Das Problem: Die Stützmauer, die die L 3011 zum Mühlgraben hin absichert, ist baufällig. © Knapp

Veto gegen Ausweichspur – in Hofheim im Main-Taunus-Kreis sorgt der Umbau einer Landesstraße für Ärger. Ein Jahr ist der Umbau geplant – doch es gibt Hoffnung.

Hofheim – Es hätte nicht dicker kommen können im Lorsbacher Ortsbeirat. Gleich vier Mitarbeiter hatte die Landesstraßenbehörde Hessen Mobil ins Stadtteilparlament geschickt, um die Hiobsbotschaft zu überbringen. Demnach beginnt in etwa einem Jahr die Sanierung der Stützmauer und der Umbau der Landesstraße 3011 in der „Klärwerkskurve“. Ein Jahr wird gebaut, verbunden ist dies nun doch mit der Vollsperrung der Straße. Nur einen kleinen Hoffnungsschimmer gibt es noch.

Es hat erhebliche Bemühungen gegeben, eine provisorische Ausweichspur über das Gelände der Kläranlage und des Reiterhof Georg einzurichten. Gescheitert ist dies am Veto der Betreiber des Reiterhofes. Diesem möchte aber weder die Stadt noch der Ortsbeirat einen Vorwurf machen. Denn Betreiber Ralf Georg befürchtet, zu viele Kunden zu verlieren, wenn der Verkehr näher an die Pferde rückt. Nicht zum Erfolg geführt haben auch Überlegungen, Lagerplatz, Pferdeboxen und anderes auf dem Gelände so umzuorganisieren, dass die Pferde weiter weg sind von der vielbefahrenen L 3011.

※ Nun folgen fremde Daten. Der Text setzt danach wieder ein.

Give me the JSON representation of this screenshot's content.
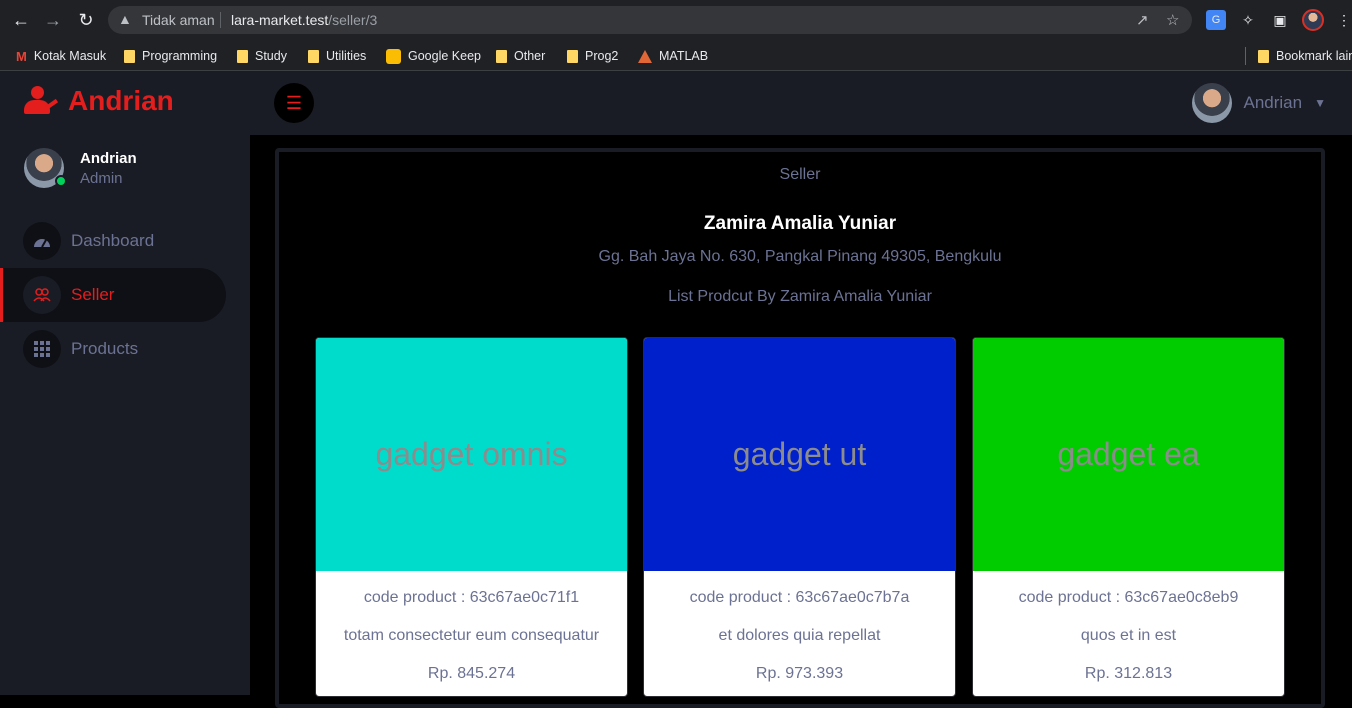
{
  "browser": {
    "security_label": "Tidak aman",
    "url_host": "lara-market.test",
    "url_path": "/seller/3",
    "bookmarks": [
      "Kotak Masuk",
      "Programming",
      "Study",
      "Utilities",
      "Google Keep",
      "Other",
      "Prog2",
      "MATLAB"
    ],
    "other_bookmarks": "Bookmark lain"
  },
  "brand": {
    "name": "Andrian"
  },
  "sidebar": {
    "user": {
      "name": "Andrian",
      "role": "Admin"
    },
    "items": [
      {
        "label": "Dashboard",
        "icon": "speedometer-icon"
      },
      {
        "label": "Seller",
        "icon": "users-icon"
      },
      {
        "label": "Products",
        "icon": "grid-icon"
      }
    ]
  },
  "topbar": {
    "user_name": "Andrian"
  },
  "content": {
    "title": "Seller",
    "seller_name": "Zamira Amalia Yuniar",
    "seller_address": "Gg. Bah Jaya No. 630, Pangkal Pinang 49305, Bengkulu",
    "list_title": "List Prodcut By Zamira Amalia Yuniar",
    "products": [
      {
        "image_text": "gadget omnis",
        "color": "#00dccc",
        "code": "code product : 63c67ae0c71f1",
        "name": "totam consectetur eum consequatur",
        "price": "Rp. 845.274"
      },
      {
        "image_text": "gadget ut",
        "color": "#0020cc",
        "code": "code product : 63c67ae0c7b7a",
        "name": "et dolores quia repellat",
        "price": "Rp. 973.393"
      },
      {
        "image_text": "gadget ea",
        "color": "#00cc00",
        "code": "code product : 63c67ae0c8eb9",
        "name": "quos et in est",
        "price": "Rp. 312.813"
      }
    ]
  }
}
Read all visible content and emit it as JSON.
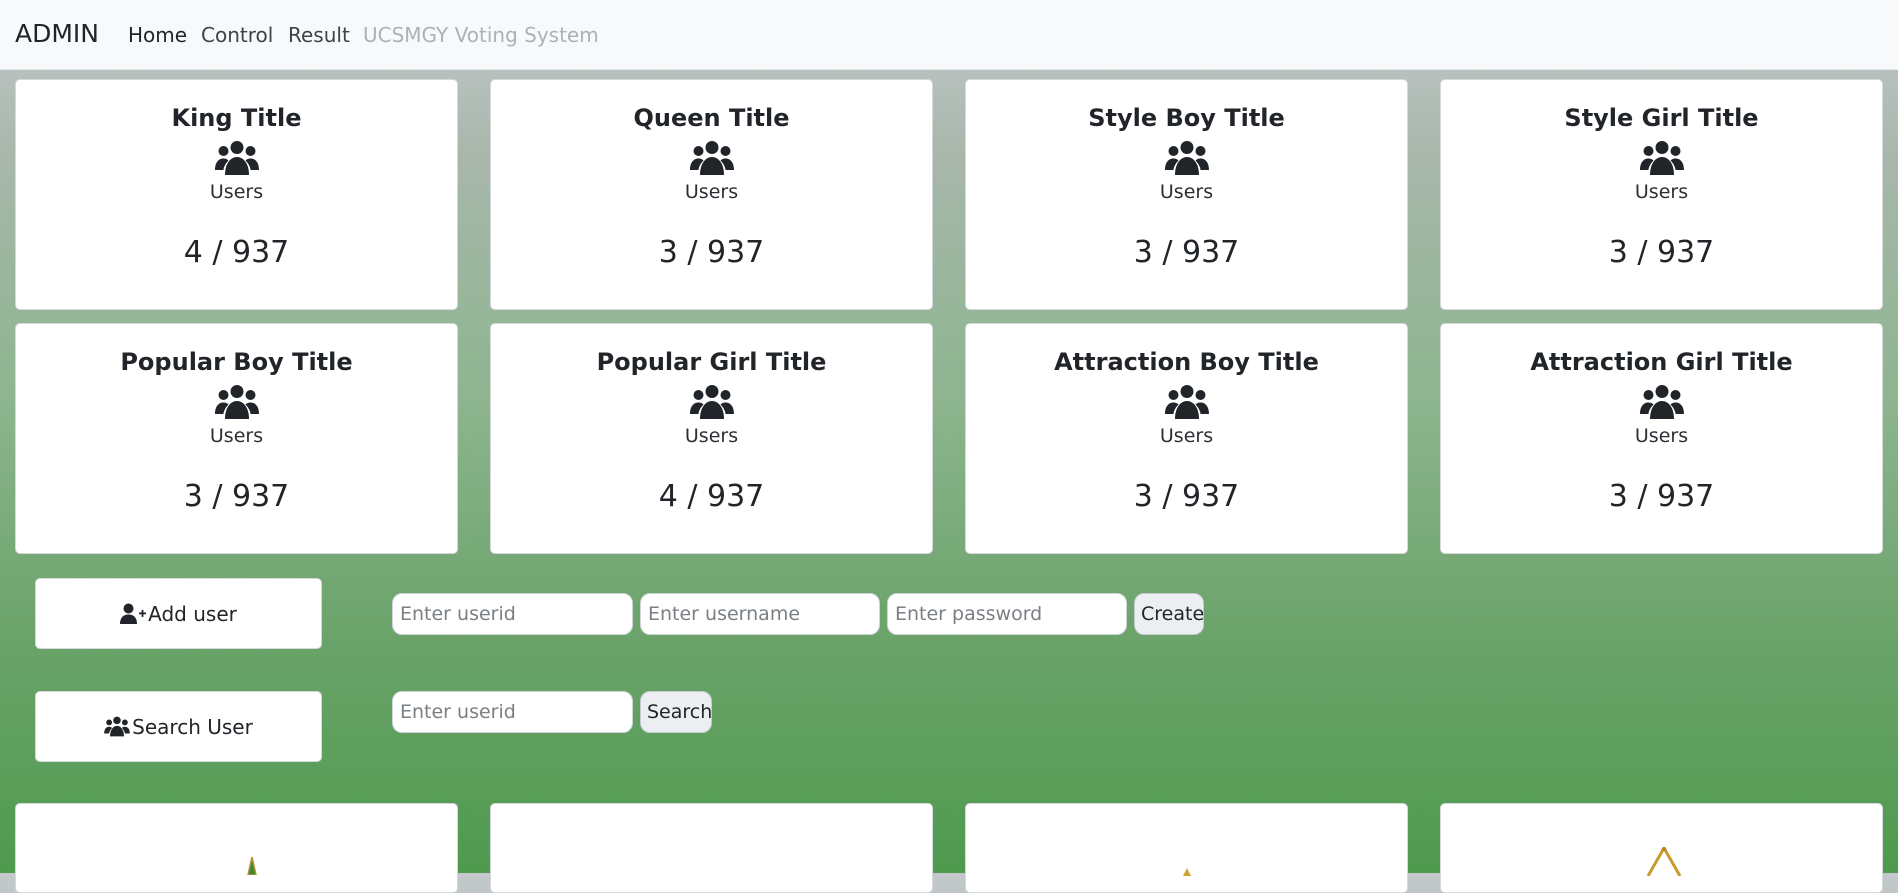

Eine Möglichkeit schien sich aber während der Ortsbeiratssitzung zu eröffnen. Georg sieht eine Lösung darin, sein Lager in eine neu zu bauende Halle an der Gundelhardt zu verlegen; ein Grundstück stünde zur Verfügung. Erster Stadtrat Wolfgang Exner winkte zunächst ab – die Stadt könne nicht einen sechsstelligen Betrag in eine solche Halle investieren.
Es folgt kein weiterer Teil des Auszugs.